Planned obsolescence --#-- Let Paul play for awhile. Run him against www.darkspell.com. Modify the parameters and action tag and hit a few real sites. (Try the Burger King site that Pete cut his teeth on.)

Just satisfy yourself that Paul can tackle HTTP posts like a real browser. Because we're about to perform an SSL transplant on Paul's guts -- the sockets.c module. libraries.

The OpenSSL API is idiosyncratic, opaque and poorly or non-documented. This is to say, don't expect to figure it out easily. I won't claim to understand what's going on under the covers. But using some of the demo code in the latest distributions (particularly demos/bio/sconnect.c and demos/ssl/cli.cpp) and grepping through the program source, I can at least put together a reliable SSL3/TLS1 connection.
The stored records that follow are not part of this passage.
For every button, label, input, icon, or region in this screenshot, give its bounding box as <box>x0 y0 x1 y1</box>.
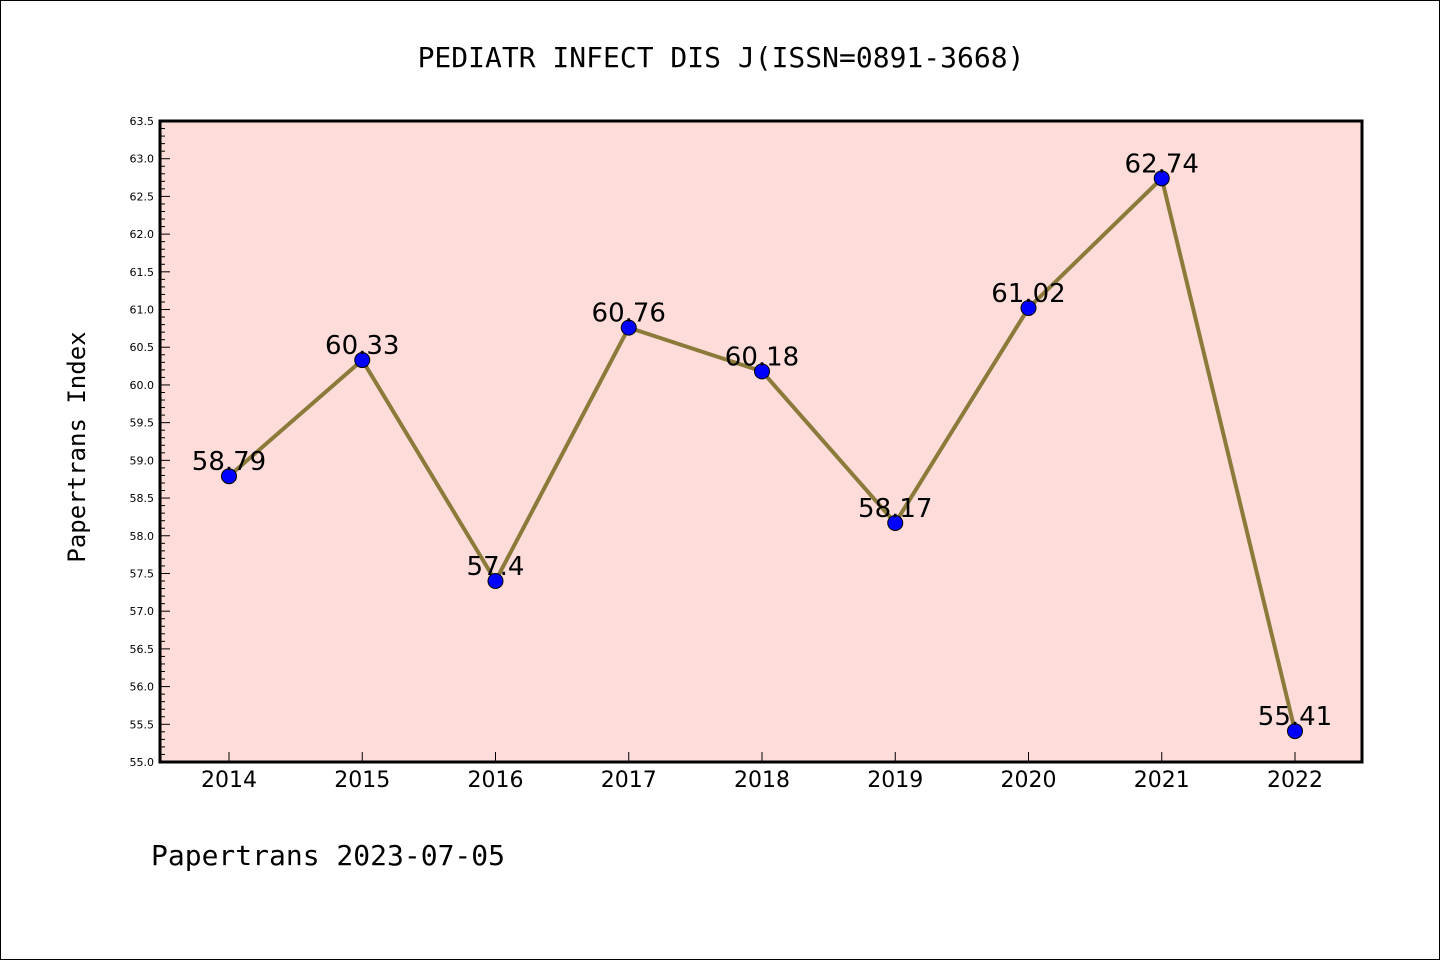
data-point <box>487 573 504 590</box>
y-tick-label: 61.0 <box>130 304 155 317</box>
y-tick-label: 55.0 <box>130 756 155 769</box>
data-point <box>354 352 371 369</box>
y-axis-label: Papertrans Index <box>63 331 91 562</box>
y-tick-label: 57.5 <box>130 567 155 580</box>
x-tick-label: 2015 <box>334 768 390 793</box>
y-tick-label: 56.0 <box>130 681 155 694</box>
y-tick-label: 59.0 <box>130 454 155 467</box>
y-tick-label: 62.5 <box>130 190 155 203</box>
y-tick-label: 59.5 <box>130 417 155 430</box>
y-tick-label: 63.5 <box>130 115 155 128</box>
x-tick-label: 2022 <box>1267 768 1323 793</box>
data-label: 62.74 <box>1125 149 1199 179</box>
data-point <box>1020 300 1037 317</box>
x-tick-label: 2021 <box>1134 768 1190 793</box>
data-point <box>887 514 904 531</box>
y-axis: 55.0 55.5 56.0 56.5 57.0 57.5 58.0 58.5 59.0 59.5… <box>130 115 170 769</box>
x-tick-label: 2014 <box>201 768 257 793</box>
y-tick-label: 60.5 <box>130 341 155 354</box>
data-label: 58.79 <box>192 447 266 477</box>
data-label: 57.4 <box>467 552 525 582</box>
x-tick-label: 2018 <box>734 768 790 793</box>
y-tick-label: 61.5 <box>130 266 155 279</box>
data-markers <box>221 170 1303 740</box>
data-label: 60.18 <box>725 342 799 372</box>
data-point <box>1287 723 1303 740</box>
data-label: 60.76 <box>592 299 666 329</box>
data-label: 61.02 <box>991 279 1065 309</box>
chart-title: PEDIATR INFECT DIS J(ISSN=0891-3668) <box>418 41 1025 74</box>
data-point <box>754 363 770 380</box>
data-point <box>221 468 237 485</box>
data-labels: 58.79 60.33 57.4 60.76 60.18 58.17 61.02 62.74 5… <box>192 149 1332 732</box>
x-tick-label: 2020 <box>1001 768 1057 793</box>
x-tick-label: 2016 <box>468 768 524 793</box>
data-label: 60.33 <box>325 331 399 361</box>
x-axis: 2014 2015 2016 2017 2018 2019 2020 2021 2022 <box>201 752 1323 793</box>
plot-area <box>158 119 1364 764</box>
data-label: 55.41 <box>1258 702 1332 732</box>
footer-text: Papertrans 2023-07-05 <box>151 839 505 872</box>
y-tick-label: 56.5 <box>130 643 155 656</box>
y-tick-label: 58.0 <box>130 530 155 543</box>
y-tick-label: 63.0 <box>130 153 155 166</box>
x-tick-label: 2019 <box>867 768 923 793</box>
data-label: 58.17 <box>858 494 932 524</box>
y-tick-label: 60.0 <box>130 379 155 392</box>
y-tick-label: 58.5 <box>130 492 155 505</box>
data-point <box>620 319 637 336</box>
y-tick-label: 57.0 <box>130 605 155 618</box>
data-point <box>1153 170 1170 187</box>
y-tick-label: 62.0 <box>130 228 155 241</box>
x-tick-label: 2017 <box>601 768 657 793</box>
y-tick-label: 55.5 <box>130 718 155 731</box>
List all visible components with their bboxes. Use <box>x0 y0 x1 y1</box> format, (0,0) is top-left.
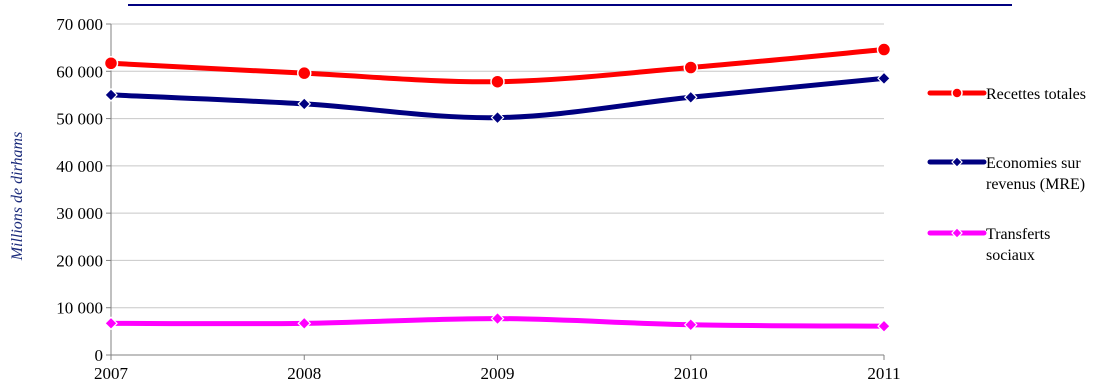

First we'll modify sockets.c to make an SSL handshake and connection over a TCP socket. OpenSSL has more recently defined a BIO input/output structure to handle SSL connections and data transfer.

The BIO's advantage is that it performs non-blocking i/o. In other words, if the server on the other end is busy or not responding, the BIO's method won't just sit and wait. It will return and your code can chose to wait and try again or abandon the connection.

For now, I'll just cover a simple SSL protocol on top of a standard TCP/IP socket. Perhaps at a later date we'll get into BIO's.